I mean, kudos to you.
And she's like, oh, it's exhausting.
But what can I do?
My kids have to work. So I have to take care of my grandkids.
I don't want strangers taking care of them.
And she said, I'm sort of, I'm right in the middle, right?
I'm like, the circle is complete.
I mean, I got a wheelchair in the backseat of my car.
I have a wheelchair for my own aging mother and I have two car seats for my grandchildren who I have.
I think three or four days a week.
And that's true. It's brutal on the grandparents.
I mean, I'm looking forward to be a grandparent someday.
It's going to be a lot of fun. But it's a full-time gig.
I feel somewhat creaky at the moment.
I can't imagine in sort of 25 years what that's going to be like.
So it's brutal on the grandparents and I think creates a lot of sort of family tension.
And we know a lot of people where the grand...
The grandmother is the de facto childcare provider, or the grandmother and grandfather.
It's mostly the grandmother. And that's really rough intergenerationally, familially.
And it really is very tragic for the parents who have the inconvenience and expense, which are significant.
The expense, not so bad.
The inconvenience of having children is monstrous.

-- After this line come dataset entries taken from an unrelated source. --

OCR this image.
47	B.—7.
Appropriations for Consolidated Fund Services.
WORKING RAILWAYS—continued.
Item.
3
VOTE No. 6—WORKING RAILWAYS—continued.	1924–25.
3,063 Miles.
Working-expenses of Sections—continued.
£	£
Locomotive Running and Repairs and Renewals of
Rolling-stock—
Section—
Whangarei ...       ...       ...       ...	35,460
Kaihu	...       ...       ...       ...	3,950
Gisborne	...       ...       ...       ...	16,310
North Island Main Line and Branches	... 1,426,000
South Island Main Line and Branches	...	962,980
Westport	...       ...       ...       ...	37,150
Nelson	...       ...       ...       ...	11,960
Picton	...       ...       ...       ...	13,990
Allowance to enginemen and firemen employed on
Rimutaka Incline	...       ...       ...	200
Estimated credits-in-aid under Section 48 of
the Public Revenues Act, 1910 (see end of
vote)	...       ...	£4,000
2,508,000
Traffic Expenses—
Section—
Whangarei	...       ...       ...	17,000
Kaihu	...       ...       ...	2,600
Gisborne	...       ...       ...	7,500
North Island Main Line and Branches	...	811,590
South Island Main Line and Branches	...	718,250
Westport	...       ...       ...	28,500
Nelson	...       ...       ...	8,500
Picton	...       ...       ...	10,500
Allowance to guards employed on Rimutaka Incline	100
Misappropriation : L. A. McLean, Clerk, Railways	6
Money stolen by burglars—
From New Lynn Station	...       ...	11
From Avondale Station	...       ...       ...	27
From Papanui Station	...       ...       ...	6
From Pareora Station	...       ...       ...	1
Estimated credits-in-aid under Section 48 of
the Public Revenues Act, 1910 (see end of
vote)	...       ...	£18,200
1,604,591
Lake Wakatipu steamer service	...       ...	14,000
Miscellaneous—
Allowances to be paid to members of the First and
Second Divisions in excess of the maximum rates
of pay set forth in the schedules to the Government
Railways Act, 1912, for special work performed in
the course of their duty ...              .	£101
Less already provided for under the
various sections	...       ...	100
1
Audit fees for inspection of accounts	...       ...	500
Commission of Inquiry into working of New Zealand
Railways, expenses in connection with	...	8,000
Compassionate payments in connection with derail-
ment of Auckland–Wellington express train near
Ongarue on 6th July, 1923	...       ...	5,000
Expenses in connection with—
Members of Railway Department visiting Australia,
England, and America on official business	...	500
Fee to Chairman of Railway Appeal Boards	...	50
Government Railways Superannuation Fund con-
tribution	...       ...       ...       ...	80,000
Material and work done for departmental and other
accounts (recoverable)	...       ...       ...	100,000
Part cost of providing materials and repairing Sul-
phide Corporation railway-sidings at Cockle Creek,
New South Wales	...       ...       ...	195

You have no idea. And the only compensation, and it is by far an effective compensation for the inconvenience, is the joys of the time that you spend with them, watching them grow and teaching and learning.
And if you don't get that much during the day because you're at work and they're doing all the functional shit, well, it's just not a very good deal.
And of course, it's bad for the progress of parenting, right?
To have the grandparents who come from a more primitive parenting time And parenting the grandchildren.
It's skipping a generation of at least some progress and enlightenment.
And I could see this with the grandmothers.
They had a very, very archaic style of parenting at this place.
You know, just barking orders and afraid of conflict and overbearing and no interaction, just management and don't fall and barking, you know, yelling orders and so on.
And you could see the effect on the kids.
They were all, you know, hyper and dissociated.
And one of the girls just pushed Isabella over to get past, and Isabella sort of went spinning on the ground, literally.
And the girl didn't pause or stop or turn back or apologize.
Anyway, we can get into that another time, but...
So, you have to sort of sell all this stuff, and then you have to get a hold of the children as soon as possible.
So, here in Canada, sorry to come back to my original point, here in Canada, they're setting up daycare for babies, right?
Basically, the state will get them after a year.
And that is, of course, very important.
Of course, it doesn't cost the state anything.
They're just taxed or going to debt. And it's something that's desperately needed by people because, you know, more state power always solves the problems of earlier state power.
And so the government will get its hands on the children even before the age of five.
And whether that's coincidental or not with the new recognition that by five the personalities largely form so the government wants them younger, I think that is something that is perhaps coincidental.
I'm certainly not saying it's consciously planned, but nonetheless, it's there.
Well, you want to get a hold of the kids as quickly as possible because the most effective and productive human livestock are those who self-attack, are those who self-enslave, as I talk about in RTR. And those children, sorry, those people, you have to get them early.
You have to propagandize them hard and early.
About the virtue of state and patriotism towards the society and the necessity of taxes and the friendliness of police and, you know, all of the inevitable statist garbage that is sort of jammed down our throats when we're children to the point where eventually, I guess, like Jesus' way for us, it starts to taste good.
And so you will see an ever-increasing or an ever-encroaching governmental involvement with the young.